A half-dozen or so SWAT officers dressed in black tactical gear, faces hidden by helmets and black balaclavas, were crouched in the brush and tall sea grass on the dunes overlooking the water, wind blowing sand and grit across their visors.
Karim had opened the bi-fold doors of a closet. ‘You’ll be safe in here,’ he said, pushing aside the hanging white lab coats. Then he turned to an alarm keypad unit with glowing numbers mounted on the wall.
Karim punched in a four-digit code. Fletcher committed the numeric sequence to memory as he heard a faint click of locks springing free, the sound followed by a soft hiss of escaping air pressure. The closet’s left-corner wall opened to a narrow room of dim and flickering light. Fletcher had to duck to enter, and immediately found the light source: a laptop computer on a small table, its fifteen-inch screen holding six camera views of different areas inside and outside the house. No sound, just images.
‘The same code opens the door,’ Karim said. He handed over his phone, caught Fletcher’s puzzled expression. ‘Your phone number’s listed on it,’ he said, speaking rapidly. ‘Remove the battery so it can’t be traced. Shut off any devices you have that make noise and — ’
A booming sound erupted from somewhere downstairs.
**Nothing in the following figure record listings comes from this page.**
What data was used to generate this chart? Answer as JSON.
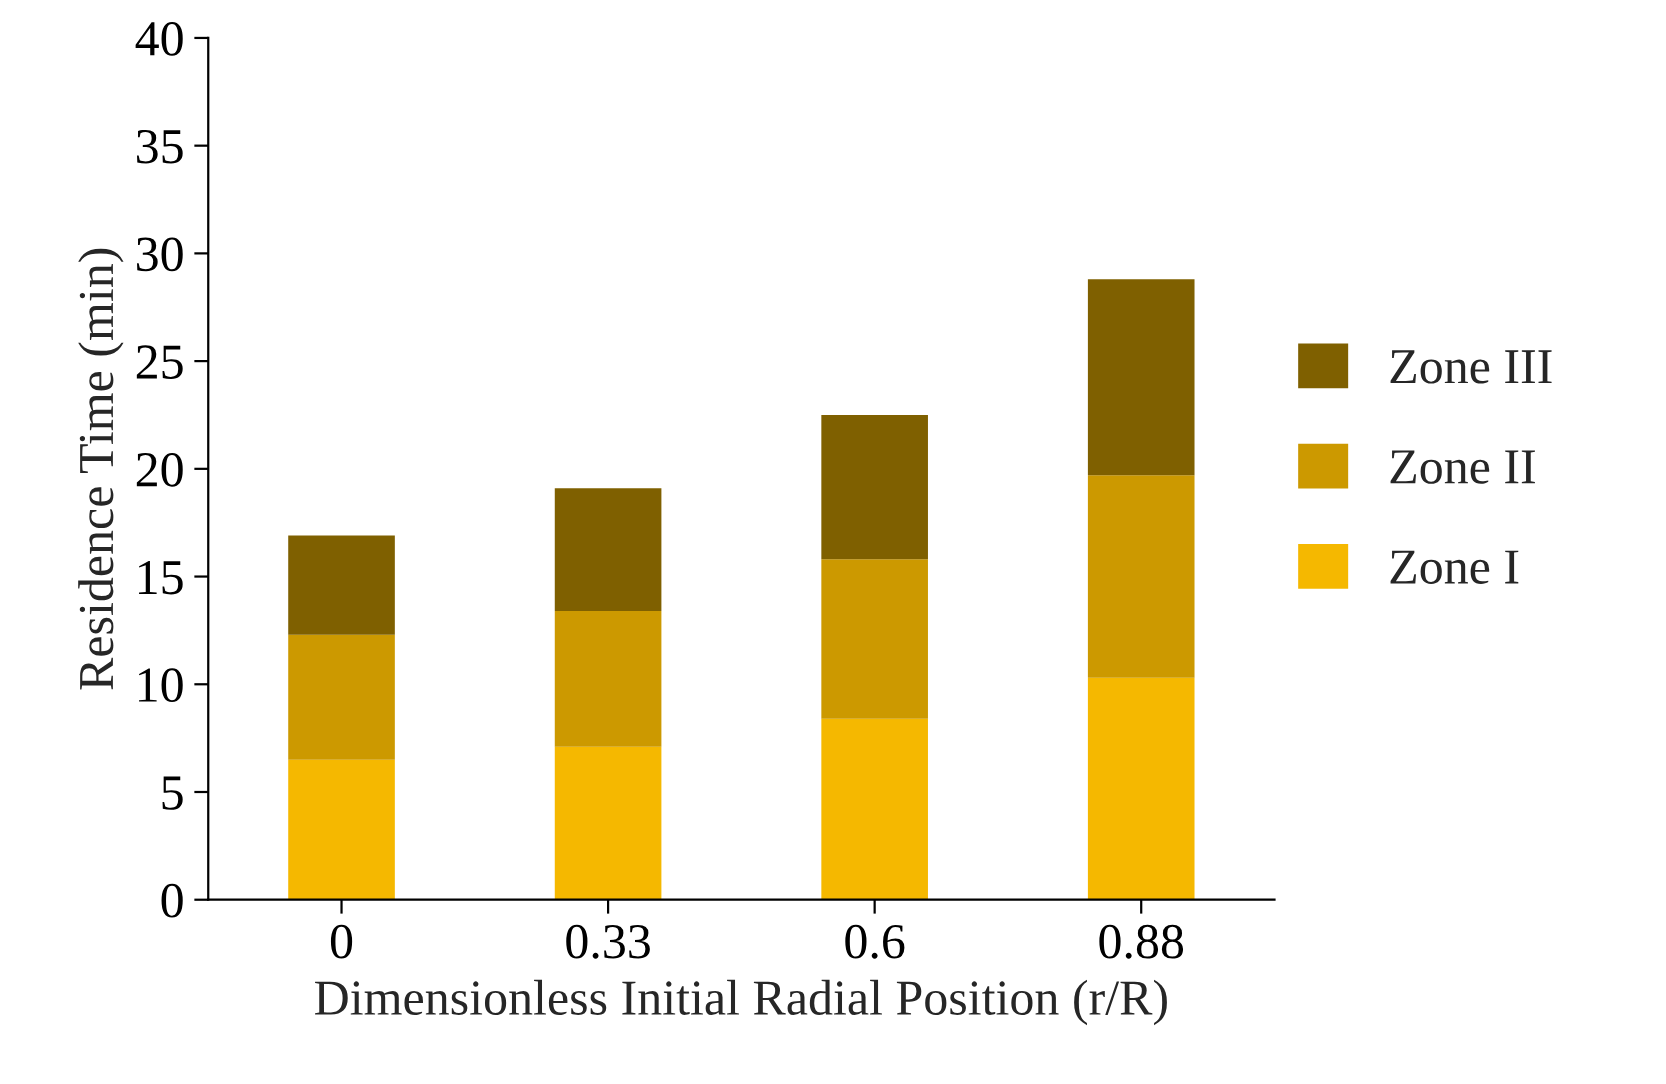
{
  "chart_data": {
    "type": "bar",
    "stacked": true,
    "xlabel": "Dimensionless Initial Radial Position (r/R)",
    "ylabel": "Residence Time (min)",
    "categories": [
      "0",
      "0.33",
      "0.6",
      "0.88"
    ],
    "series": [
      {
        "name": "Zone I",
        "color": "#f5b800",
        "values": [
          6.5,
          7.1,
          8.4,
          10.3
        ]
      },
      {
        "name": "Zone II",
        "color": "#cc9900",
        "values": [
          5.8,
          6.3,
          7.4,
          9.4
        ]
      },
      {
        "name": "Zone III",
        "color": "#7f6000",
        "values": [
          4.6,
          5.7,
          6.7,
          9.1
        ]
      }
    ],
    "ylim": [
      0,
      40
    ],
    "yticks": [
      0,
      5,
      10,
      15,
      20,
      25,
      30,
      35,
      40
    ],
    "grid": false,
    "legend": "right"
  }
}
Fletcher glanced at the computer screen and saw that the front door had been blown open — an explosive had been used on the locks. The order had been given to breach the house.
‘Hold the door and it will automatically seal and lock,’ Karim said. ‘Keep your ass parked in here until I come for you.’
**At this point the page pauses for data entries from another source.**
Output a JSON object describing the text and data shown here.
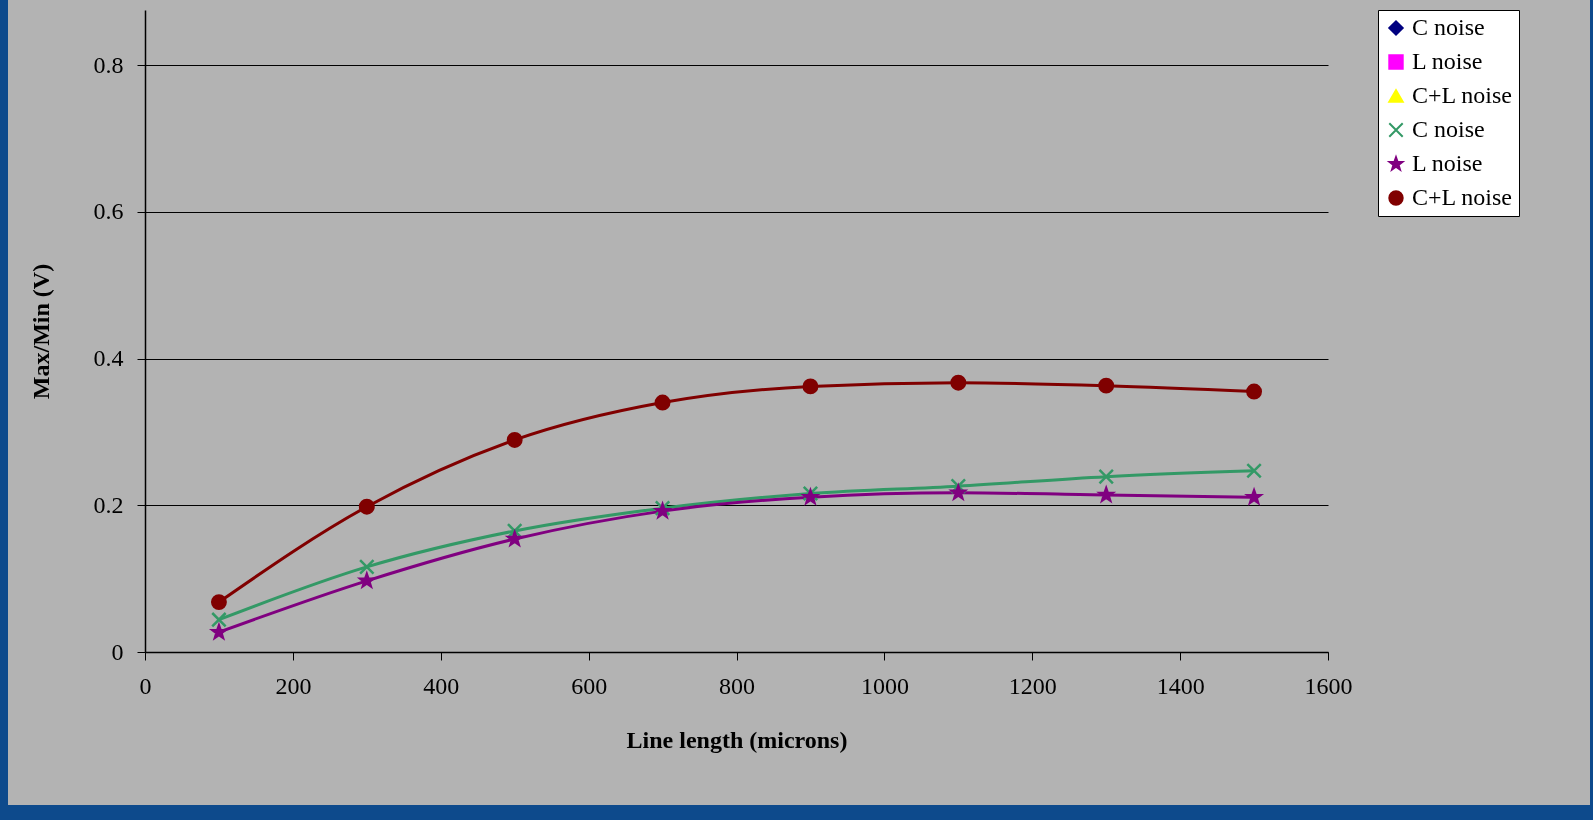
{
  "chart_data": {
    "type": "line",
    "xlabel": "Line length (microns)",
    "ylabel": "Max/Min (V)",
    "x": [
      100,
      300,
      500,
      700,
      900,
      1100,
      1300,
      1500
    ],
    "xlim": [
      0,
      1600
    ],
    "xticks": [
      0,
      200,
      400,
      600,
      800,
      1000,
      1200,
      1400,
      1600
    ],
    "ylim": [
      0,
      0.875
    ],
    "yticks": [
      0,
      0.2,
      0.4,
      0.6,
      0.8
    ],
    "grid": "y",
    "legend": "top right",
    "line_style": "solid",
    "series": [
      {
        "name": "C noise",
        "color": "#000080",
        "marker": "diamond",
        "values": [
          null,
          null,
          null,
          null,
          null,
          null,
          null,
          null
        ]
      },
      {
        "name": "L noise",
        "color": "#ff00ff",
        "marker": "square",
        "values": [
          null,
          null,
          null,
          null,
          null,
          null,
          null,
          null
        ]
      },
      {
        "name": "C+L noise",
        "color": "#ffff00",
        "marker": "triangle",
        "values": [
          null,
          null,
          null,
          null,
          null,
          null,
          null,
          null
        ]
      },
      {
        "name": "C noise",
        "color": "#339966",
        "marker": "cross",
        "values": [
          0.044,
          0.116,
          0.165,
          0.196,
          0.216,
          0.226,
          0.239,
          0.247
        ]
      },
      {
        "name": "L noise",
        "color": "#800080",
        "marker": "star",
        "values": [
          0.027,
          0.097,
          0.154,
          0.192,
          0.211,
          0.217,
          0.214,
          0.211
        ]
      },
      {
        "name": "C+L noise",
        "color": "#800000",
        "marker": "circle",
        "values": [
          0.068,
          0.198,
          0.289,
          0.34,
          0.362,
          0.367,
          0.363,
          0.355
        ]
      }
    ]
  }
}
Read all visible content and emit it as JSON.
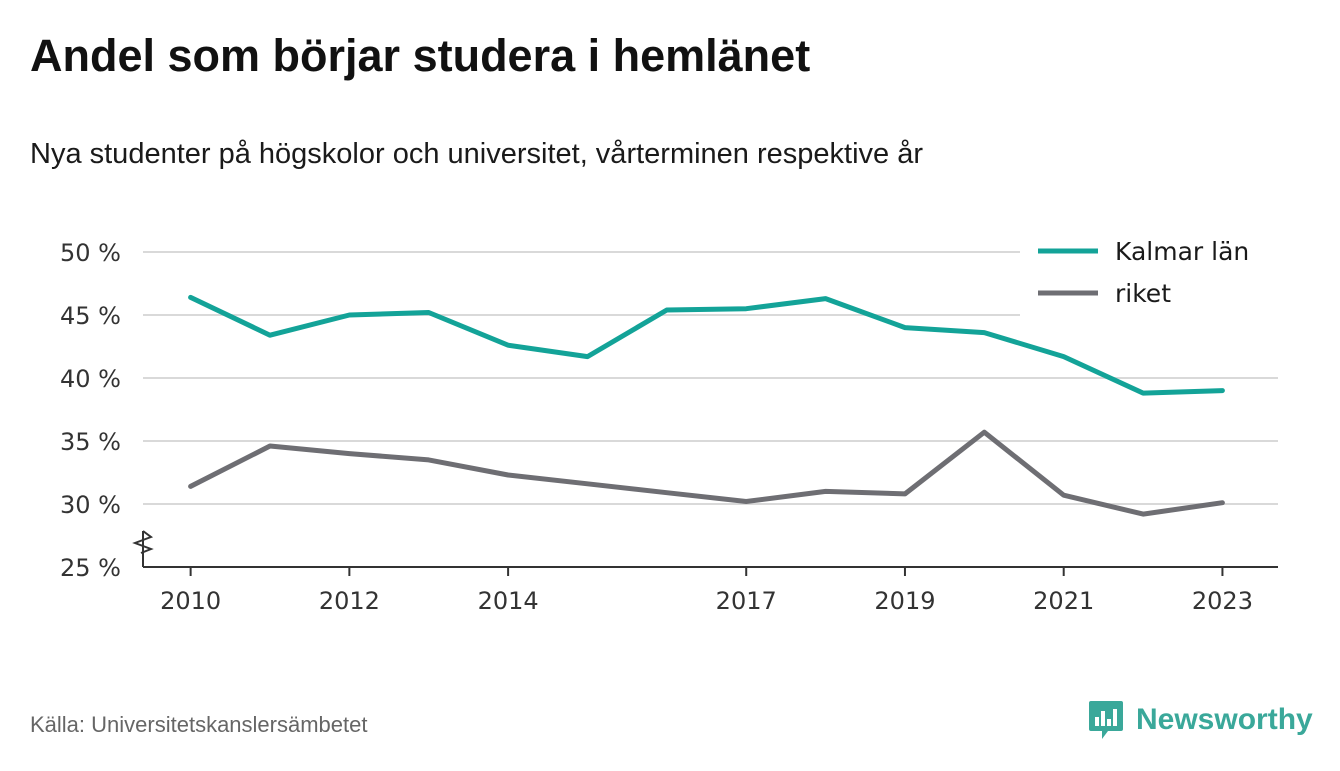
{
  "header": {
    "title": "Andel som börjar studera i hemlänet",
    "subtitle": "Nya studenter på högskolor och universitet, vårterminen respektive år"
  },
  "footer": {
    "source": "Källa: Universitetskanslersämbetet",
    "brand": "Newsworthy",
    "brand_icon": "bar-chart-speech-bubble-icon"
  },
  "colors": {
    "kalmar": "#13a398",
    "riket": "#6e6e73",
    "grid": "#d9d9d9",
    "axis": "#333333",
    "brand": "#3aa89a"
  },
  "chart_data": {
    "type": "line",
    "x": [
      2010,
      2011,
      2012,
      2013,
      2014,
      2015,
      2016,
      2017,
      2018,
      2019,
      2020,
      2021,
      2022,
      2023
    ],
    "series": [
      {
        "name": "Kalmar län",
        "color": "#13a398",
        "values": [
          46.4,
          43.4,
          45.0,
          45.2,
          42.6,
          41.7,
          45.4,
          45.5,
          46.3,
          44.0,
          43.6,
          41.7,
          38.8,
          39.0
        ]
      },
      {
        "name": "riket",
        "color": "#6e6e73",
        "values": [
          31.4,
          34.6,
          34.0,
          33.5,
          32.3,
          31.6,
          30.9,
          30.2,
          31.0,
          30.8,
          35.7,
          30.7,
          29.2,
          30.1
        ]
      }
    ],
    "xticks": [
      "2010",
      "2012",
      "2014",
      "2017",
      "2019",
      "2021",
      "2023"
    ],
    "yticks": [
      25,
      30,
      35,
      40,
      45,
      50
    ],
    "ytick_labels": [
      "25 %",
      "30 %",
      "35 %",
      "40 %",
      "45 %",
      "50 %"
    ],
    "ylim": [
      25,
      50
    ],
    "xlim": [
      2009.4,
      2023.7
    ],
    "y_axis_break": true,
    "grid": true,
    "legend": "top-right"
  }
}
Fletcher pushed the false door shut. The suck of a vacuum seal, and a moment later the locks bolted home. He heard Karim rearrange the clothing and then the closet’s bi-fold doors slammed shut.
Quickly he removed the batteries from his phone. Quickly he removed the batteries from Karim’s phone, tucking everything inside his trouser pockets. He was standing inside a makeshift panic room. The area, with its three-foot-wide floor, could accommodate several people, if needed. Karim, always the meticulous organizer, had stocked it with every conceivable provision — cases of bottled water and meal-replacement bars; plastic urinals and neatly stacked portable cardboard toilets, the kind used by outdoorsmen. Fletcher found a defibrillator, an emergency first-aid kit and a ‘blow-out’ kit. Small and portable so that it could easily be stored inside a cargo-pants pocket, backpack or glove box, the blow-out kit contained a number of life-saving emergency items: QuikClot Combat Gauze, a decompression needle, Israeli Bandages and a pair of HALO chest seals.
Karim had installed lead shielding over the walls — a clever touch. Used mostly as a radiation shield, the lead would prevent the government’s new thermal-imaging devices from picking up a heat signature. An additional keypad had been installed on the wall near the false door, its numeric keypad glowing.